Parents and kids bowled for School Choice at Wheaton Bowl Sunday afternoon
WHEATON, IL - Even if it’s not yet on the state’s law books, the school choice movement is alive and well in Illinois. In fact, it’s growing.
Sunday afternoon in Chicago’s affluent western suburb of Wheaton, Illinois, parents, students, school board members, teachers, education activists and a member of the Illinois General Assembly met at a neighborhood bowling alley. They were there to celebrate 2015 School Choice Week, have fun, be encouraged and discuss their kids’ futures.
“Education transformation can be summed up with four words,” said Bruno Behrend from the pro-education reform Heartland Institute: “Fund Children, Not Systems.”
Chicago’s public school system is one of the largest and most underperforming in the nation. Recent testing showed only 20 percent of Chicago eighth graders as proficient in math. The same was true in reading. Science proficiency is down to only seven percent.
Those statistics show the system is failing the city, the state, the kids and society. While education experts and bureaucrats conduct studies and experiments to improve schools, young lives are passing through the system, uneducated and poorly prepared for life.
“I’m not willing to waste these kids’ lives while politicians decide how to fix the Chicago public schools,” a charter school principal said in the documentary The Ticket, which was shown at the event. “They’re here now and we’re doing all we can to give them a good education now.”
One Illinois lawmaker who is working to give Illinois kids a good education now is State Rep. Jeanne Ives, R-Wheaton, who told the crowd of parents and students that she’s dedicated to making school choice a reality in Illinois.
Ives isn’t starting from scratch. A pilot voucher program nearly passed the General Assembly in 2010, when a Democratic state senator and a Democratic state representative took up the education reform mantle. The legislation passed the Illinois Senate, but stalled in the Illinois House with the help of downstate Republican lawmakers who refused to support parental choice because of the power of the public schools, which are one of the region’s largest employers.

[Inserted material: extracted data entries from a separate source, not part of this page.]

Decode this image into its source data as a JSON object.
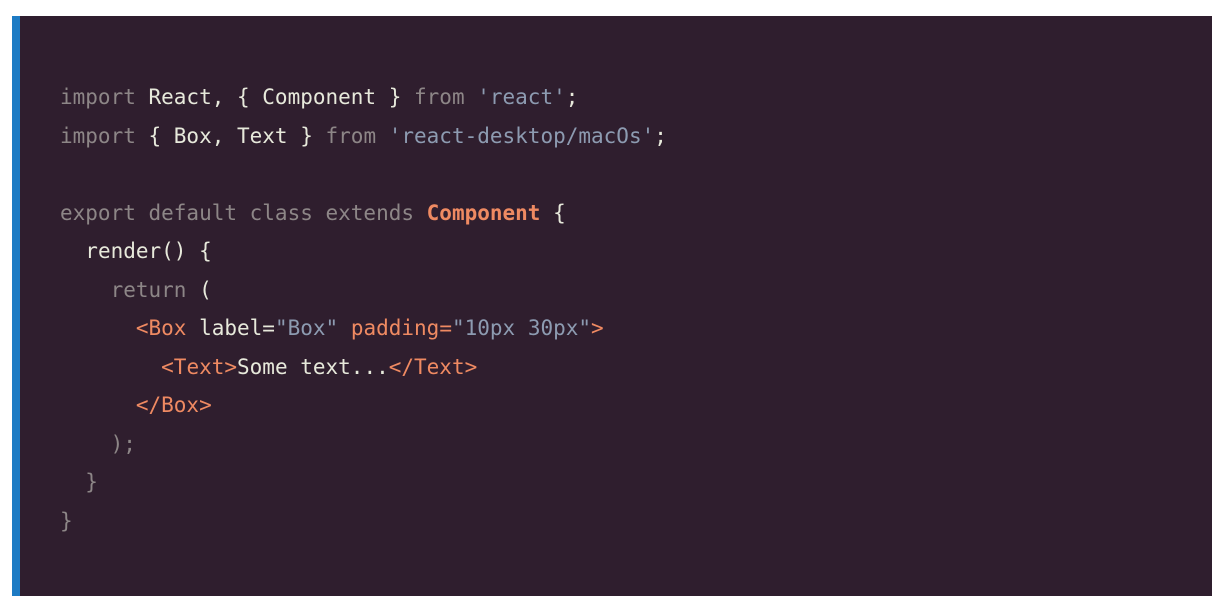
{
  "code": {
    "line1": {
      "kw_import": "import",
      "def": " React, { Component } ",
      "kw_from": "from",
      "str": " 'react'",
      "end": ";"
    },
    "line2": {
      "kw_import": "import",
      "def": " { Box, Text } ",
      "kw_from": "from",
      "str": " 'react-desktop/macOs'",
      "end": ";"
    },
    "line4": {
      "kw": "export default class extends ",
      "cls": "Component",
      "end": " {"
    },
    "line5": {
      "fn": "render() {"
    },
    "line6": {
      "kw_return": "return",
      "open": " ("
    },
    "line7": {
      "tag_open": "<Box",
      "attr_label": " label=",
      "str_label": "\"Box\"",
      "attr_padding": " padding=",
      "str_padding": "\"10px 30px\"",
      "tag_close": ">"
    },
    "line8": {
      "tag_open": "<Text>",
      "text": "Some text...",
      "tag_close": "</Text>"
    },
    "line9": {
      "tag": "</Box>"
    },
    "line10": {
      "close": ");"
    },
    "line11": {
      "close": "}"
    },
    "line12": {
      "close": "}"
    }
  },
  "colors": {
    "background": "#2f1e2e",
    "accent_bar": "#1d7bc4",
    "keyword": "#8d8687",
    "string": "#8d9bb1",
    "highlight": "#ef8a62",
    "default": "#e7e9db"
  }
}
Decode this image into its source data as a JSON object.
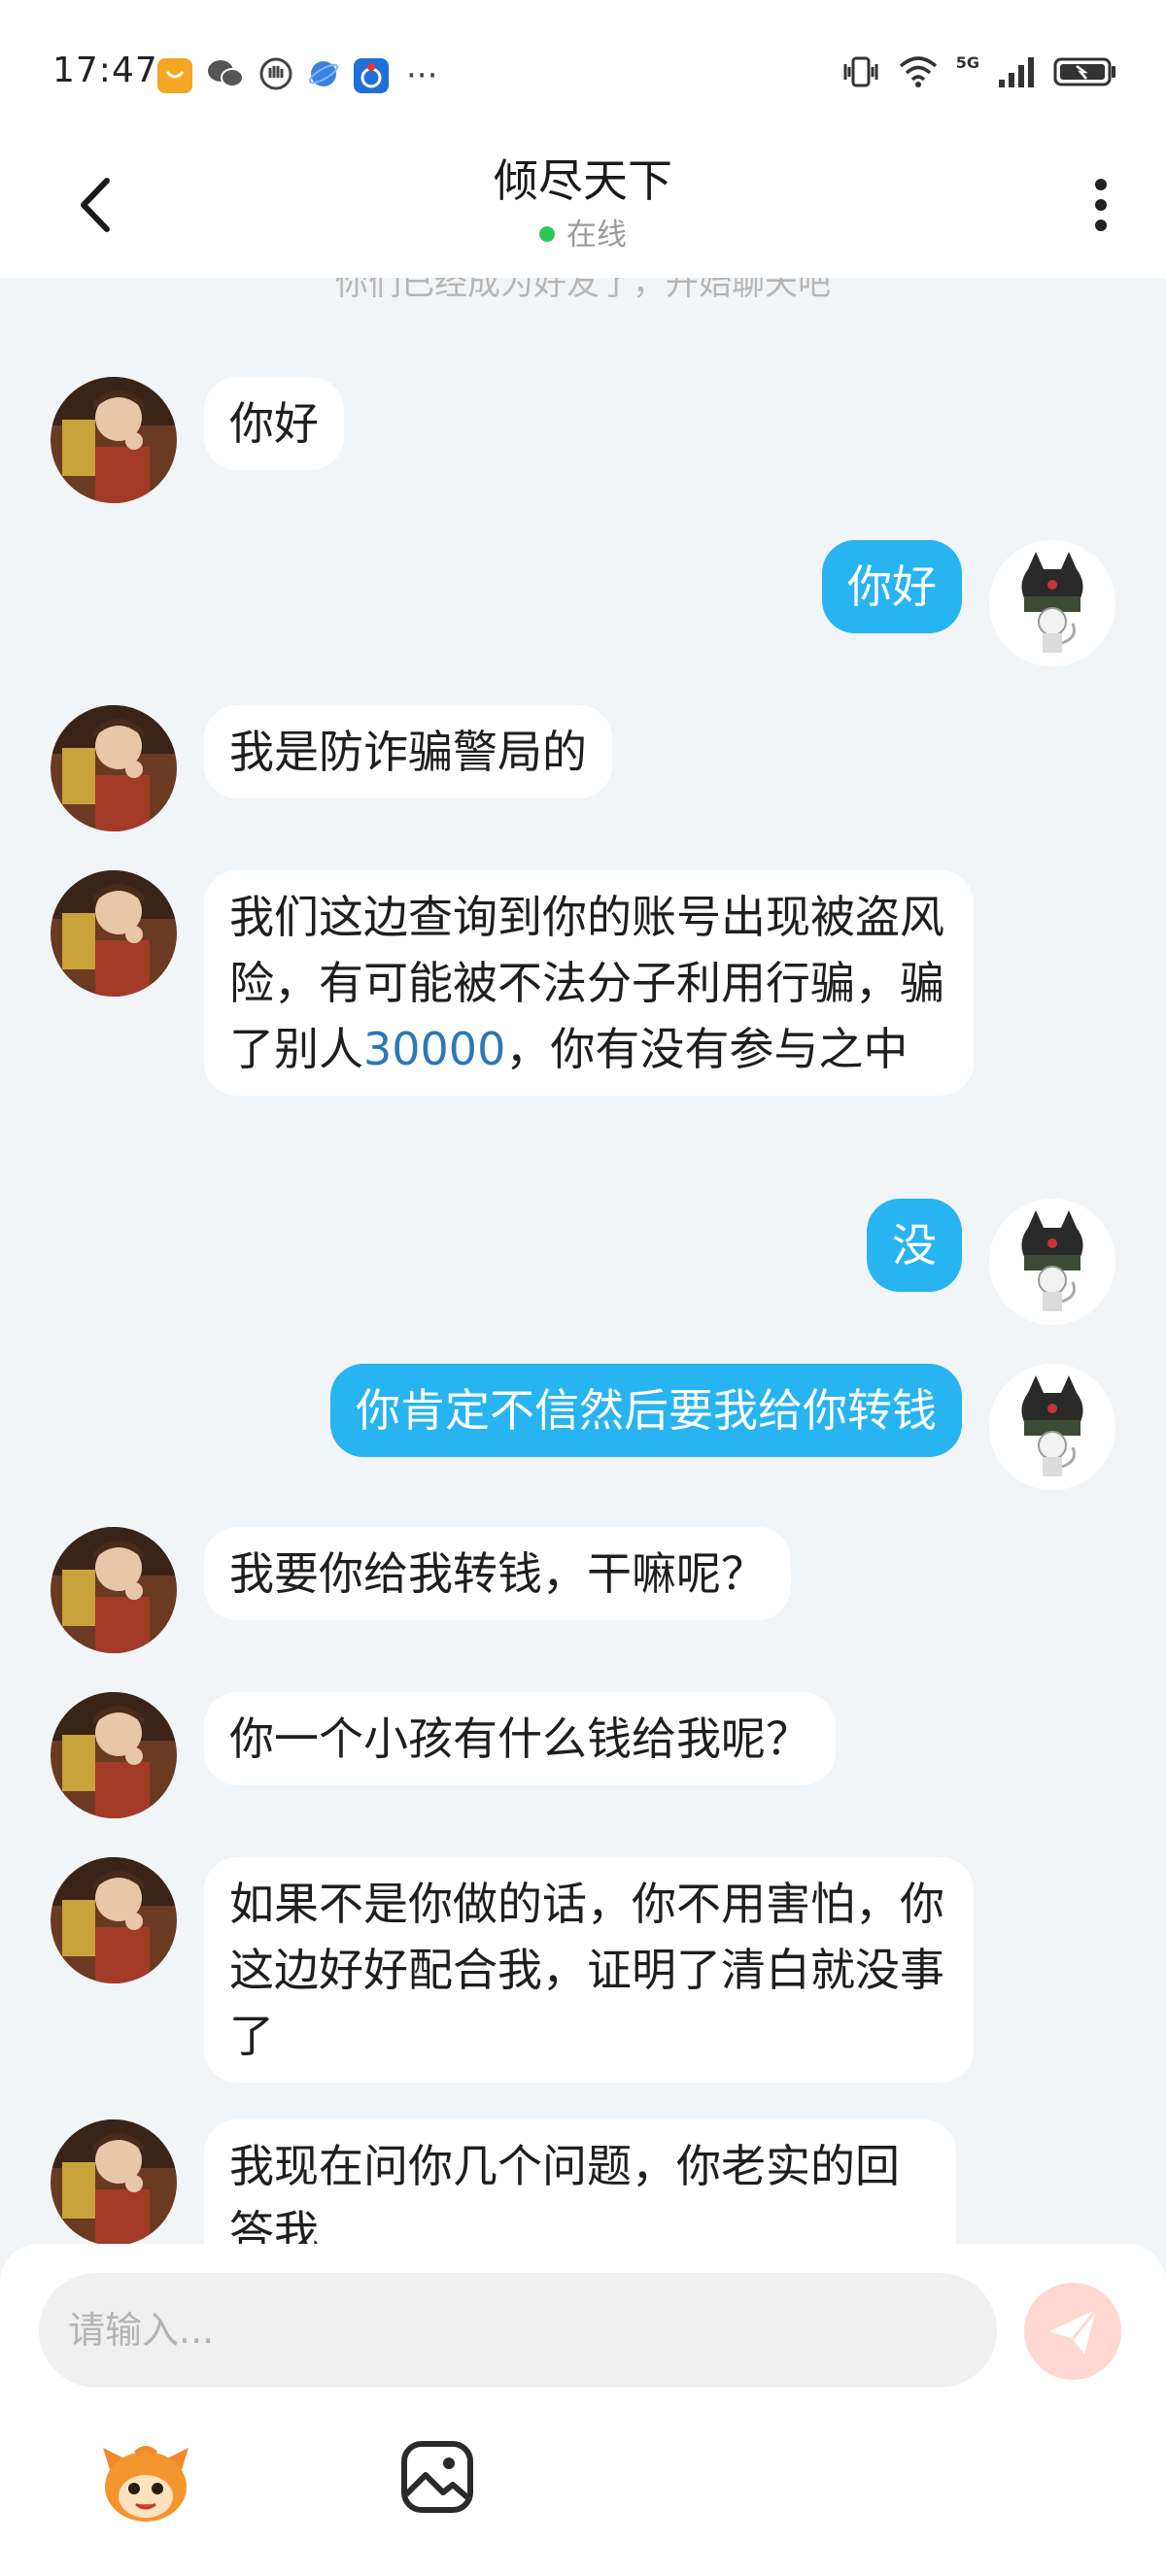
{
  "status_bar": {
    "time": "17:47",
    "more_indicator": "···",
    "network_label": "5G",
    "app_icons": [
      "shopping-icon",
      "wechat-icon",
      "hand-icon",
      "browser-icon",
      "app-icon"
    ],
    "right_icons": [
      "vibrate-icon",
      "wifi-icon",
      "signal-icon",
      "battery-icon"
    ]
  },
  "header": {
    "title": "倾尽天下",
    "status": "在线",
    "online_color": "#2fc653"
  },
  "chat": {
    "system_note": "你们已经成为好友了，开始聊天吧",
    "messages": [
      {
        "side": "left",
        "text": "你好"
      },
      {
        "side": "right",
        "text": "你好"
      },
      {
        "side": "left",
        "text": "我是防诈骗警局的"
      },
      {
        "side": "left",
        "text": "我们这边查询到你的账号出现被盗风险，有可能被不法分子利用行骗，骗了别人",
        "highlight": "30000",
        "text_after": "，你有没有参与之中"
      },
      {
        "side": "right",
        "text": "没"
      },
      {
        "side": "right",
        "text": "你肯定不信然后要我给你转钱"
      },
      {
        "side": "left",
        "text": "我要你给我转钱，干嘛呢？"
      },
      {
        "side": "left",
        "text": "你一个小孩有什么钱给我呢？"
      },
      {
        "side": "left",
        "text": "如果不是你做的话，你不用害怕，你这边好好配合我，证明了清白就没事了"
      },
      {
        "side": "left",
        "text": "我现在问你几个问题，你老实的回答我"
      }
    ]
  },
  "input": {
    "placeholder": "请输入...",
    "value": ""
  },
  "colors": {
    "outgoing_bubble": "#28b4f0",
    "incoming_bubble": "#ffffff",
    "chat_background": "#f2f5f8",
    "send_button": "#ffd8d2",
    "highlight_number": "#2b77b8"
  }
}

Ives said she intends to shepherd through the House two education reform proposals this year: one to resurrect the failed 2010 voucher bill and another to increase the state’s tuition tax credit above the current meager $500 level.
A mother of five children that attended both private and public schools, Ives said she and two other Republican colleagues were inspired to try the legislation again after last year’s all out attack on Chicago’s charter school system.
“We’re going on the offense this year,” Ives said. “We’re going to push education choice.”
Adding to the momentum are a growing number of leaders in Chicago’s African-American community. They are calling for their children’s schools to be overhauled or give parents a choice as to which schools they want their kids to attend.
Some of those African-American leaders are actually in the Democrat-controlled Illinois Senate.
“I’ve talked to them and told them how excited we are to know they’re interested in education reform,” Ives said. “But they’re still hesitant. They know where the power structure is and where the campaign cash is, and that’s with the unions.”
One highly respected and influential leader in Chicago’s black community is Rev. James Meeks, who pastors a 15,000-member church. During the ten years Meeks served as a state senator, he was an outspoken advocate for school choice, and sponsored the 2010 voucher bill that died in the Illinois House. Now, he’s the newly-appointed chairman of the Illinois State Board of Education.
Ives and her education reform-minded colleagues believe Meeks’ appointment sent a message: the new Governor wants education reform to be a priority in his administration.
Getting Democrats on board is half the battle, Ives said. There are Republicans that are committed to obstructing school choice as well. “We will call out Republicans that won’t support school choice if that happens again,” Ives said.
Time will tell if Ives and her colleagues might finally emancipate the parents, taxpayers, and most importantly the kids, in the Land of Lincoln.